Mr. VINSON. Well, Mr. Comptroller General, I want to thank you from the bottom of my heart. This is just exactly the kind of analysis that I have been looking for. There is so much meat in this document that I don't know whether, in the short time that we have this morning, we can develop it like it should be.

But I do hope that this committee can have the benefit of consultation by our counsel and the staff with your people, so we can try to write into the statute some of these thoughts that are running through this document which can be written into law.

Thank you again.

It is just exactly the kind of analysis we need; and if this thing can be shaped up along the lines suggested here in a statute, why, we will accomplish a great deal, and, I am satisfied, in getting a better price and in saving probably an immense amount of work, in the use of the Comptroller's Office.

Now, let me ask you this:

You do not appear in the picture until it is all over?

Mr. CAMPBELL. That is correct, Mr. Chairman.

Mr. VINSON. The horse is gone.

All right, then you have to come in. Would it be possible at a certain stage where negotiated contracts are made, for you to appear in the making of the contract?

Mr. CAMPBELL. Mr. Chairman, I don't think that would be feasible. Mr. VINSON. All right. That answers that. That wouldn't be feasible.

Then you have to wait until it is all over before you can step in and find the errors?

Mr. CAMPBELL. I think that is correct.

Mr. VINSON. Now, let me enlarge on that.

Why wouldn't it be feasible for you, who are later on going to tabulate and point out the errors-why wouldn't it be to the advantage of the Government for you to contribute your knowledge at the time the contract is being made? Why should it all wait?

Is it due to the physical limitations of not having enough people to do it, or what is it due to?

Mr. CAMPBELL. I think that is correct, Mr. Chairman. There are not enough people in our organization to do it, if it were feasible. And I do think it would slow up the process of contracting, tremendously.

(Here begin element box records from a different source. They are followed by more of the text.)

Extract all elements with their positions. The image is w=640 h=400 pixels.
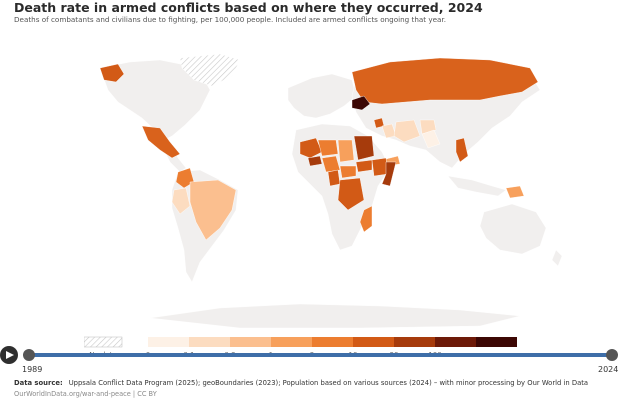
region-nigeria[interactable]	[321, 155, 341, 173]
timeline-start-handle[interactable]	[23, 349, 35, 361]
legend-swatch-3[interactable]	[271, 337, 312, 347]
australia-land[interactable]	[479, 203, 547, 255]
region-car[interactable]	[339, 165, 357, 179]
legend-no-data-swatch	[84, 336, 123, 348]
region-ethiopia[interactable]	[371, 157, 389, 177]
timeline-end-year: 2024	[598, 365, 619, 374]
antarctica-land[interactable]	[149, 303, 521, 328]
greenland-land[interactable]	[179, 53, 241, 87]
europe-land[interactable]	[287, 73, 357, 119]
play-icon[interactable]	[0, 346, 18, 364]
data-source-text: Uppsala Conflict Data Program (2025); ge…	[68, 379, 589, 387]
legend-swatch-5[interactable]	[353, 337, 394, 347]
legend-swatch-4[interactable]	[312, 337, 353, 347]
data-source-label: Data source:	[14, 379, 63, 387]
region-south-sudan[interactable]	[355, 159, 373, 173]
chart-title: Death rate in armed conflicts based on w…	[14, 0, 483, 15]
region-mexico[interactable]	[141, 125, 181, 159]
indonesia-land[interactable]	[447, 175, 507, 197]
legend-swatch-2[interactable]	[230, 337, 271, 347]
region-brazil[interactable]	[189, 179, 237, 241]
credit-line: OurWorldInData.org/war-and-peace | CC BY	[14, 390, 157, 398]
region-mali[interactable]	[299, 137, 323, 159]
region-drc[interactable]	[337, 177, 365, 211]
data-source: Data source: Uppsala Conflict Data Progra…	[14, 379, 588, 387]
region-myanmar[interactable]	[455, 137, 469, 163]
region-somalia[interactable]	[381, 161, 397, 187]
region-niger[interactable]	[317, 139, 339, 157]
region-sudan[interactable]	[353, 135, 375, 161]
north-america-land[interactable]	[99, 59, 211, 143]
region-burkina-faso[interactable]	[307, 155, 323, 167]
region-chad[interactable]	[337, 139, 355, 163]
region-cameroon[interactable]	[327, 169, 341, 187]
legend-swatch-8[interactable]	[476, 337, 517, 347]
region-mozambique[interactable]	[359, 205, 373, 233]
region-iran[interactable]	[393, 119, 421, 143]
legend-swatch-0[interactable]	[148, 337, 189, 347]
timeline-end-handle[interactable]	[606, 349, 618, 361]
world-map[interactable]	[60, 50, 570, 328]
timeline-start-year: 1989	[22, 365, 43, 374]
new-zealand-land[interactable]	[551, 249, 563, 267]
region-colombia[interactable]	[175, 167, 195, 189]
timeline-track[interactable]	[26, 353, 612, 357]
region-peru[interactable]	[171, 187, 191, 215]
region-ukraine[interactable]	[351, 95, 371, 111]
legend-swatch-1[interactable]	[189, 337, 230, 347]
region-alaska[interactable]	[99, 63, 125, 83]
legend-swatch-7[interactable]	[435, 337, 476, 347]
timeline[interactable]: 1989 2024	[0, 343, 640, 377]
chart-subtitle: Deaths of combatants and civilians due t…	[14, 15, 447, 24]
region-pakistan[interactable]	[421, 129, 441, 149]
legend-swatch-6[interactable]	[394, 337, 435, 347]
region-papua[interactable]	[505, 185, 525, 199]
region-russia[interactable]	[351, 57, 539, 105]
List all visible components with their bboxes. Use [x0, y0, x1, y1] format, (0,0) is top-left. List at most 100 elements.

Mr. VINSON. And it would slow down contracting, is that it?

Mr. CAMPBELL. Yes.

Mr. VINSON. Because you would require more accurate knowledge and more cost information than the negotiators have available at the time of the contract?

Mr. CAMPBELL. That is correct.

Mr. VINSON. Well, if that be true, then should you not be more generous, probably, in your criticism of them? Because they are not in a position to get the information themselves.

Mr. WELCH. May I answer that question, at least in part?

Mr. CAMPBELL. Yes.

Mr. WELCH. We do have a procedure whereby, of course, by statute, the heads of the agencies are free to ask the Comptroller General for an advance decision. They can take advantage of that right if they so desire and submit any question concerning the making of a

contract

Mr. VINSON. That is merely as to the legality.

Mr. WELCH. Yes, that is correct.

Mr. VINSON. That doesn't go into anything, but the legality of the contract.

Mr. WELCH. Generally speaking, that is true.

Mr. VINSON. It doesn't go into the type of contract.

Now, I was impressed here about the case you pointed out where they made the wrong kind of a contract.

Mr. HUDDLESTON. Periscopes.

Mr. VINSON. Where they could have saved $626,000 if they had made the right kind of contract.

Now, we lost some money because they made the contract, and we had to pay them, and after we had paid them, why, you said they made the wrong kind of contract.